Despite the reporting requirement, Cohen did not mention his purported plan to sell in his amended 13D. That was misleading. And it was material too: meme stock investors "reacted positively to his filing," sending the stock price soaring "by over 70%" that same day.
Cohen offers a competing inference. He "decided to exit his position when the price unexpectedly increased to a value that exceeded what he believed it was worth." Plausible enough. But to accept this story, the Court must view Cohen's amended 13D as a lucky happenstance. In his telling, he had no concrete plans to sell on the morning of August 16. He then filed a 13D, and, as it had in the past, the price surged. Then (and only then) Cohen formed his plan to sell. That is a stretch.
Levine isn't buying the judge's argument:
Is it? He had bought this stock, it had gone down, he had a loss, he was legally required to file an updated disclosure of his position that contained no new information. He filed it, the stock shot up, he was suddenly sitting on tens of millions of dollars of gains, and he very sensibly said "well this is the best chance I'm gonna get" and blew out of the stock.
He didn't have a concrete plan to sell when he was sitting on a big loss, and he didn't concoct a nefarious plan like "I am going to file a 13D with no new information in it, which will drive up the price, and then I'll sell," because that would be insane. Why would re-disclosing your existing stake, with no new information, cause the stock to shoot up? Except that it did, and he seized the moment.

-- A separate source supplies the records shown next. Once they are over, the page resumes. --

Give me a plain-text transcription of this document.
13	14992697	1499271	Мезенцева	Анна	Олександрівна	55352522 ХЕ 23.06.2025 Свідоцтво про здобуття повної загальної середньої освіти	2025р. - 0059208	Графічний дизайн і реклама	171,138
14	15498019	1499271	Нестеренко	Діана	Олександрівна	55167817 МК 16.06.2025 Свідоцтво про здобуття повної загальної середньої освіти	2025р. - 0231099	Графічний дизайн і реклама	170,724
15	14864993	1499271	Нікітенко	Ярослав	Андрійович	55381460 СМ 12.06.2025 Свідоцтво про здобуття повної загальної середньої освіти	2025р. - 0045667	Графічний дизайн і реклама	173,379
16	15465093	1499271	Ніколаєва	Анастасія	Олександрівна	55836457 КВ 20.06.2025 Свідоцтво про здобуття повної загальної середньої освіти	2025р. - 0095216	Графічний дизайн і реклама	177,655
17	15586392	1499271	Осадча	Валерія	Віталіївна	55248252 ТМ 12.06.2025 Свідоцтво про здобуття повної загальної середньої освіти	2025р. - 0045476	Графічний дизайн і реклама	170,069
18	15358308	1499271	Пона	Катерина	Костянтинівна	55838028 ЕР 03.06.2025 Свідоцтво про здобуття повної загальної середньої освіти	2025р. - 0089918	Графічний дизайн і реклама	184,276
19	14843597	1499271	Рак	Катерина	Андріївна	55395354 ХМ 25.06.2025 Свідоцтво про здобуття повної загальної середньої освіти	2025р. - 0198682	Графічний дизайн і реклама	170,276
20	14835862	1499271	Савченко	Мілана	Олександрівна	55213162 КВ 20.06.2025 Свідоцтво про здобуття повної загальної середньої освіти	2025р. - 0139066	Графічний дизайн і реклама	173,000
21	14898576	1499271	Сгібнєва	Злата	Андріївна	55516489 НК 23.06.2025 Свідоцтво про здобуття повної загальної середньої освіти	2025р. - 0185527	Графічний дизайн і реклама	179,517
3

I rarely disagree with Levine, but I think he's completely wrong. Far from being insane, I think Cohen knew exactly what he was doing.
That said, I think the shareholders are going to lose this suit, unless they get lucky and, during discovery, find some e-mails or texts in which Cohen was dumb enough to put his nefarious plot in writing...
3) It's good to see this mini meme-stock bubble bursting before it costs naïve investors any more money:
4) At the Sundance Film Festival in January I watched The Deepest Breath, a documentary/love story about free diving, with my heart in my mouth. As an adventure sports junkie who has done a tiny bit of free diving, I have a very good idea of what motivates the athletes and what they're feeling as they risk their lives.
It's not too dissimilar to my rock climbing – for example, here's a picture of me climbing Devil's Tower in Wyoming two years ago:
There's a massive difference, though...
While what I do looks death-defying, it's actually fairly safe because I only climb when I'm roped to a professional guide (who took this picture – if you look closely, you can see the rope, which will catch me if I lose my grip).
In contrast, the free diver in The Deepest Breath who is trying to set the world record really is risking her life on every attempt. It's an insane level of risk I would never assume – similar to Alex Honnold free soloing El Capitan, captured in a similar movie, Free Solo.
Anyways, The Deepest Breath is a great movie, which is now available on Netflix here (with trailer).